Allan Saint-Maximin no tuvo el paso esperado en México con el América. Más allá de lo deportivo, donde registró tres goles y dos asistencias, el francés decidió abandonar el equipo tras denunciar que sus hijos fueron víctimas de comentarios racistas durante su estancia en el país. Esta situación fue un factor clave para su salida y su regreso a Europa, al Racing Club de Lens en Francia.
Sin embargo, la historia no terminó ahí.
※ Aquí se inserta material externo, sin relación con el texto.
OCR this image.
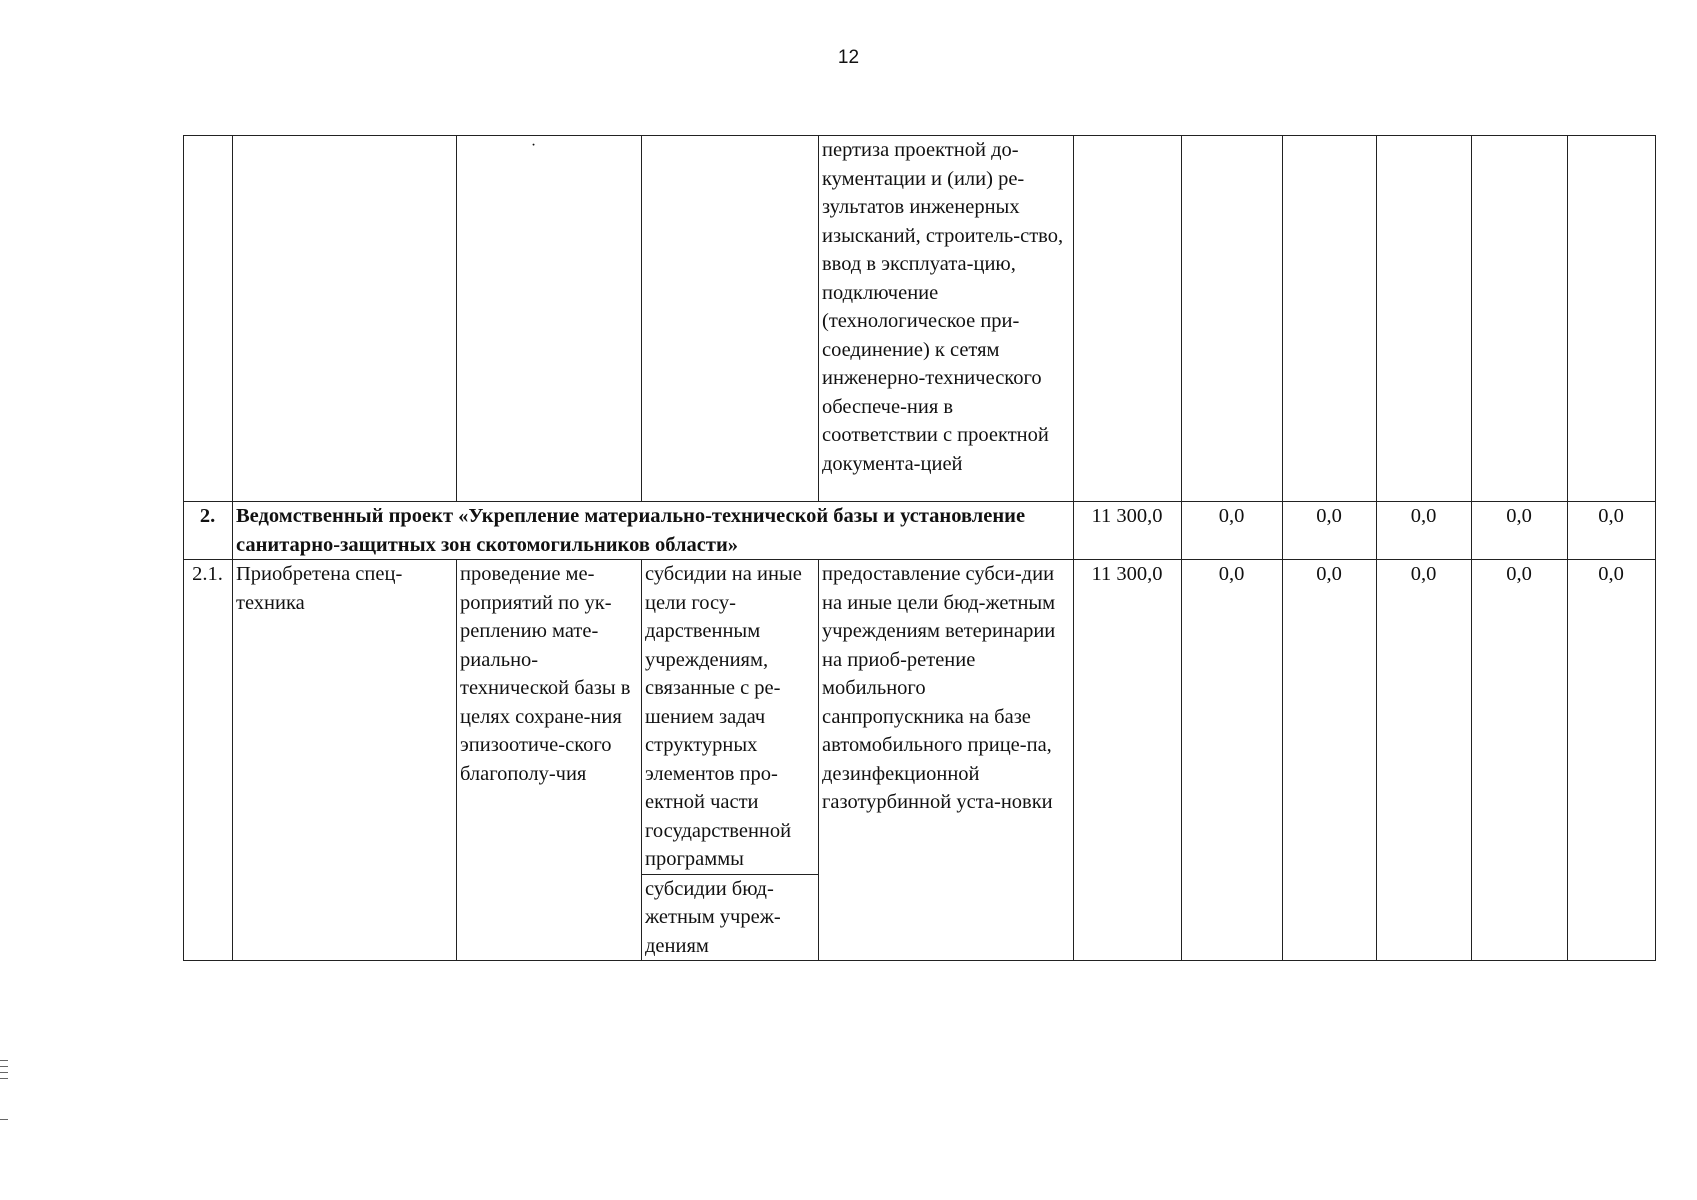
12

		·		пертиза проектной до-кументации и (или) ре-зультатов инженерных изысканий, строитель-ство, ввод в эксплуата-цию, подключение (технологическое при-соединение) к сетям инженерно-технического обеспече-ния в соответствии с проектной документа-цией						
2.	Ведомственный проект «Укрепление материально-технической базы и установление санитарно-защитных зон скотомогильников области»				11 300,0	0,0	0,0	0,0	0,0	0,0
2.1.	Приобретена спец-техника	проведение ме-роприятий по ук-реплению мате-риально-технической базы в целях сохране-ния эпизоотиче-ского благополу-чия	субсидии на иные цели госу-дарственным учреждениям, связанные с ре-шением задач структурных элементов про-ектной части государственной программы	предоставление субси-дии на иные цели бюд-жетным учреждениям ветеринарии на приоб-ретение мобильного санпропускника на базе автомобильного прице-па, дезинфекционной газотурбинной уста-новки	11 300,0	0,0	0,0	0,0	0,0	0,0
			субсидии бюд-жетным учреж-дениям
Varios usuarios dejaron comentarios ofensivos y racistas en las publicaciones en redes sociales que presentan a Saint-Maximin con su nuevo equipo.
Ante esta oleada de mensajes negativos, el club francés se vio obligado a desactivar los comentarios en sus diferentes plataformas para proteger al jugador y mantener un espacio respetuoso.
Lens apoya a Saint-Maximin y rechaza los ataques de racismo
“El Racing Club de Lens está indignado y condena con la mayor firmeza la avalancha de comentarios de odio e insultos racistas dirigidos a su nuevo jugador, Allan Saint-Maximin, en las redes sociales”, mencionan en el comunicado.
La institución también señaló que seguirá tomando las medidas que consideren pertinentes para que sus redes sociales sean espacios de expresión respetuosos y concluyó respaldando al futbolista.
“Como club cívico y comprometido, Racing reafirma su compromiso con los valores del respeto y la tolerancia, y apoya a Allan y sus seres queridos, a quienes ofrece su total y completo apoyo”, finalizan.
Mourinho ya había advertido sobre el estado físico de Saint-Maximin
Antes de la llegada del francés al club, José Mourinho, quien fuera su entrenador en el Fenerbahçe, comentó que jamás había visto a Maxi entrenar cuatro días seguidos al mismo nivel que sus compañeros.
“Solo puedo decir que cuando un futbolista entrena bien, está en forma, puede subir las escaleras, pero si no entrena bien, si llega tarde y tiene sobrepeso, necesita ascensor para subir porque se cansa muy rápido”, mencionó.